Context and Importance

This term defines the control logic that orders the high-speed operations of the parallel multiplier. Whether the control flow of the accused CDP and ISA-L combination meets this limitation will be a key point of the infringement analysis.

Intrinsic Evidence for Interpretation

  • Evidence for a Broader Interpretation: The claim language is functional, defining the sequencer by its role of "ordering operations through the data matrix and the encoding matrix using the parallel multiplier" ('296 Patent, Claim 1). This could support a broad interpretation covering any code that dictates the order of the multiplication operations.
  • Evidence for a Narrower Interpretation: The patent describes specific sequencing methods, such as a "row-by-row" data access approach designed to "minimize the number of memory accesses" ('296 Patent, col. 6:28-34, FIG. 4). Defendant may argue the term should be limited to sequencers that implement this specific optimization, rather than any arbitrary ordering of operations.

VI. Other Allegations

Indirect Infringement

The complaint's five counts are for indirect infringement, alleging both inducement and contributory infringement.

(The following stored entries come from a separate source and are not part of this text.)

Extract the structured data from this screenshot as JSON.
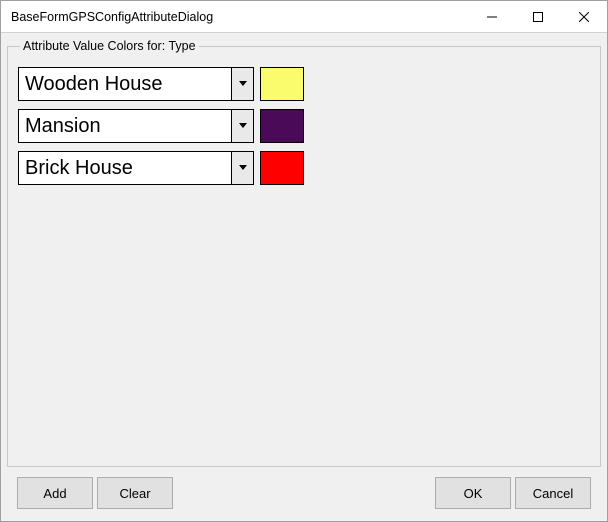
{
  "window": {
    "title": "BaseFormGPSConfigAttributeDialog"
  },
  "group": {
    "legend": "Attribute Value Colors for: Type"
  },
  "rows": [
    {
      "value": "Wooden House",
      "color": "#fbfb6e"
    },
    {
      "value": "Mansion",
      "color": "#4b0a57"
    },
    {
      "value": "Brick House",
      "color": "#ff0000"
    }
  ],
  "buttons": {
    "add": "Add",
    "clear": "Clear",
    "ok": "OK",
    "cancel": "Cancel"
  }
}
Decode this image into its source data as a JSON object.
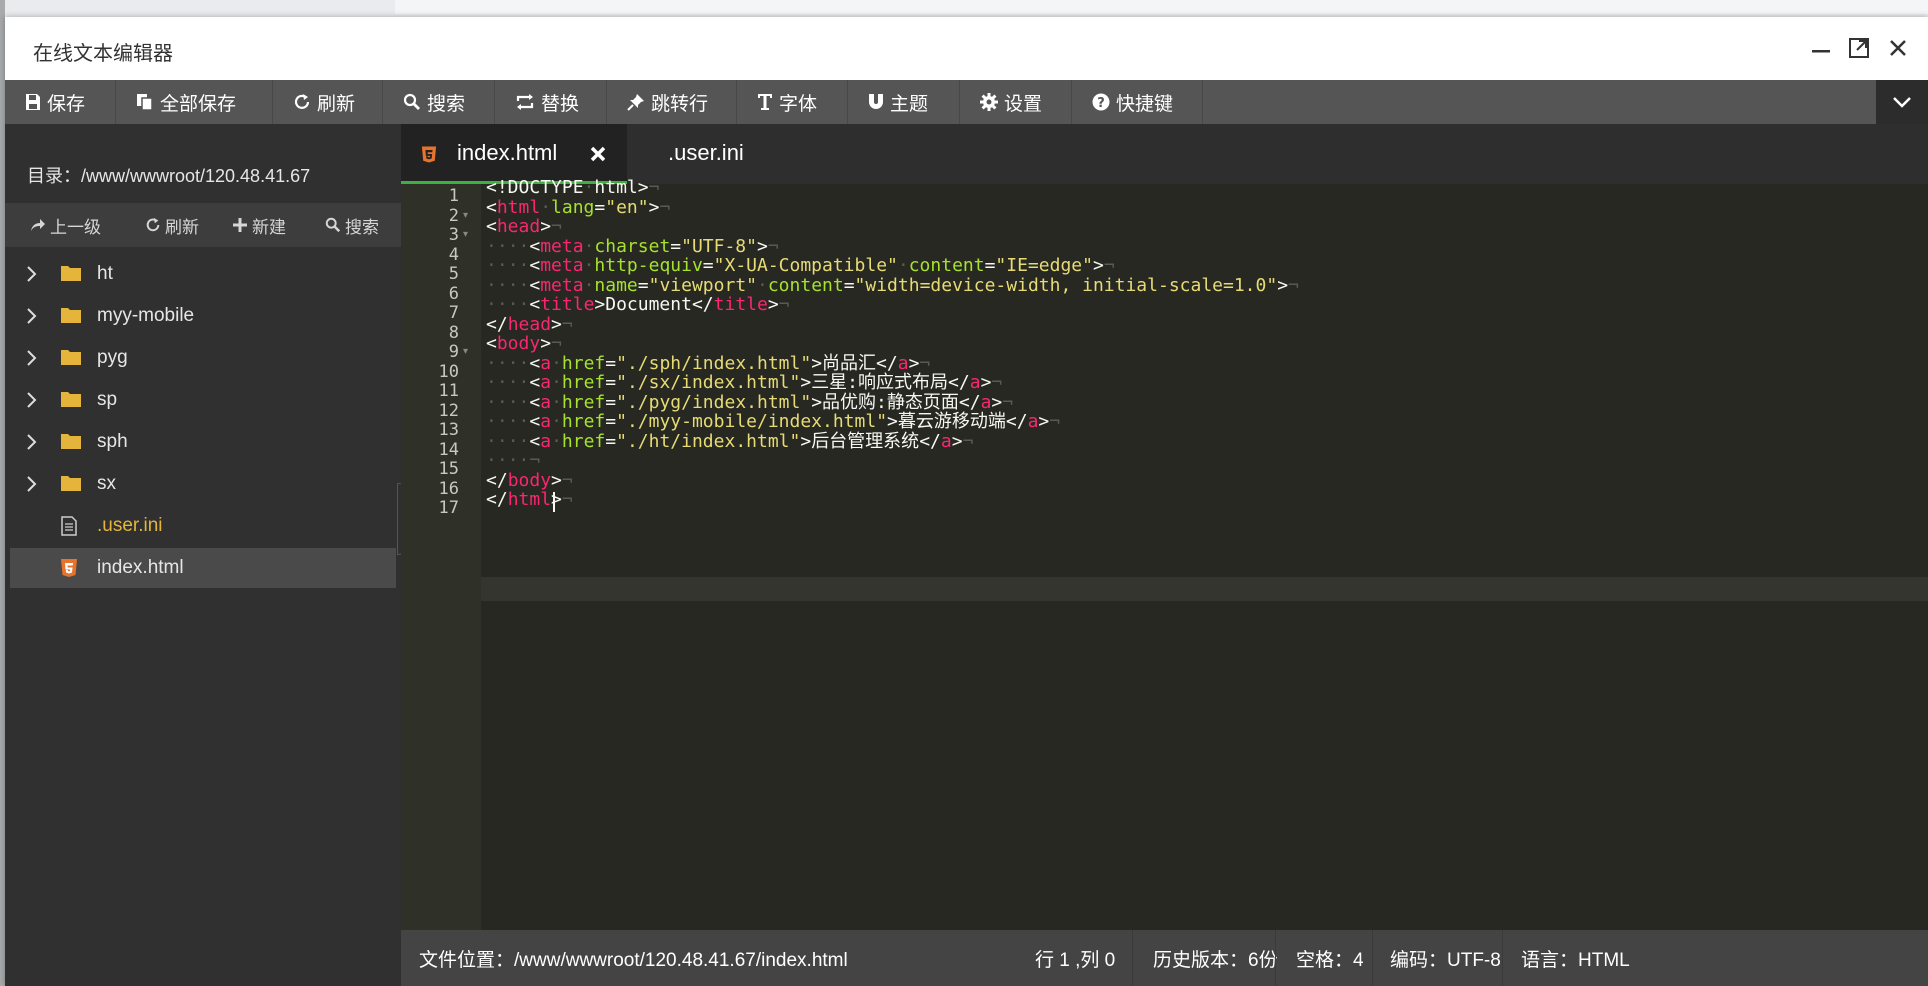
{
  "window": {
    "title": "在线文本编辑器"
  },
  "toolbar": {
    "items": [
      {
        "label": "保存",
        "icon": "save-icon"
      },
      {
        "label": "全部保存",
        "icon": "copy-icon"
      },
      {
        "label": "刷新",
        "icon": "refresh-icon"
      },
      {
        "label": "搜索",
        "icon": "search-icon"
      },
      {
        "label": "替换",
        "icon": "replace-icon"
      },
      {
        "label": "跳转行",
        "icon": "pin-icon"
      },
      {
        "label": "字体",
        "icon": "font-icon"
      },
      {
        "label": "主题",
        "icon": "magnet-icon"
      },
      {
        "label": "设置",
        "icon": "gear-icon"
      },
      {
        "label": "快捷键",
        "icon": "question-icon"
      }
    ]
  },
  "sidebar": {
    "directory": "目录：/www/wwwroot/120.48.41.67",
    "tools": {
      "up": "上一级",
      "refresh": "刷新",
      "new": "新建",
      "search": "搜索"
    },
    "tree": [
      {
        "name": "ht",
        "type": "folder"
      },
      {
        "name": "myy-mobile",
        "type": "folder"
      },
      {
        "name": "pyg",
        "type": "folder"
      },
      {
        "name": "sp",
        "type": "folder"
      },
      {
        "name": "sph",
        "type": "folder"
      },
      {
        "name": "sx",
        "type": "folder"
      },
      {
        "name": ".user.ini",
        "type": "file"
      },
      {
        "name": "index.html",
        "type": "html",
        "selected": true
      }
    ]
  },
  "tabs": [
    {
      "label": "index.html",
      "active": true
    },
    {
      "label": ".user.ini",
      "active": false
    }
  ],
  "editor": {
    "line_numbers": [
      "1",
      "2",
      "3",
      "4",
      "5",
      "6",
      "7",
      "8",
      "9",
      "10",
      "11",
      "12",
      "13",
      "14",
      "15",
      "16",
      "17"
    ],
    "lines": [
      "<!DOCTYPE html>",
      "<html lang=\"en\">",
      "<head>",
      "    <meta charset=\"UTF-8\">",
      "    <meta http-equiv=\"X-UA-Compatible\" content=\"IE=edge\">",
      "    <meta name=\"viewport\" content=\"width=device-width, initial-scale=1.0\">",
      "    <title>Document</title>",
      "</head>",
      "<body>",
      "    <a href=\"./sph/index.html\">尚品汇</a>",
      "    <a href=\"./sx/index.html\">三星:响应式布局</a>",
      "    <a href=\"./pyg/index.html\">品优购:静态页面</a>",
      "    <a href=\"./myy-mobile/index.html\">暮云游移动端</a>",
      "    <a href=\"./ht/index.html\">后台管理系统</a>",
      "    ",
      "</body>",
      "</html>"
    ]
  },
  "statusbar": {
    "path": "文件位置：/www/wwwroot/120.48.41.67/index.html",
    "position": "行 1 ,列 0",
    "history": "历史版本：6份",
    "indent": "空格：4",
    "encoding": "编码：UTF-8",
    "language": "语言：HTML"
  },
  "colors": {
    "toolbar": "#555555",
    "sidebar": "#303030",
    "editor_bg": "#272822",
    "tag": "#f92672",
    "attr": "#a6e22e",
    "string": "#e6db74",
    "folder": "#e5b43b",
    "html_icon": "#e8732c",
    "active_tab_underline": "#3fb13f"
  }
}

  • Inducement: The complaint alleges Cloudera induces infringement by providing "instructive materials and information," including online documentation with commands and installation guides, that actively instruct customers to download and use ISA-L with CDP to perform the patented methods (Compl. ¶¶46-47).
  • Contributory Infringement: The complaint alleges Cloudera contributes to infringement by making and selling software "especially made or especially adapted to practice the invention" which is not a "staple article or commodity of commerce suitable for substantial non-infringing use" (Compl. ¶51).

Willful Infringement

Willfulness is alleged for all five patents-in-suit. The basis for willfulness includes alleged pre-suit and post-suit knowledge.

  • Pre-suit Knowledge: The complaint alleges Cloudera has known of at least the '296 Patent since March 20, 2015, when a Cloudera employee was allegedly informed of StreamScale’s infringement claims (Compl. ¶54).
  • Post-suit Knowledge: The complaint asserts that the filing of the 2021 Lawsuit on March 2, 2021, and the subsequent service of detailed infringement contentions and an expert report in that case, provided Cloudera with unequivocal and ongoing knowledge of its infringement (Compl. ¶¶55-58).

VII. Analyst’s Conclusion: Key Questions for the Case

  • A central issue will be one of evidentiary sufficiency and technical mapping: What evidence will Plaintiff provide to demonstrate that the accused combination of Cloudera's platform and Intel's library performs the specific, multi-step processes of the claimed "parallel multiplier" and "sequencer," and does that evidence establish a direct infringement by Cloudera's customers?
  • A key question for indirect infringement and willfulness will be one of intent and equivalence: Given the prior lawsuit concerned a product where infringing technology was allegedly bundled, can Plaintiff prove that Cloudera's current practice of instructing customers to separately download and integrate the same or similar technology constitutes a knowing and intentional inducement of infringement?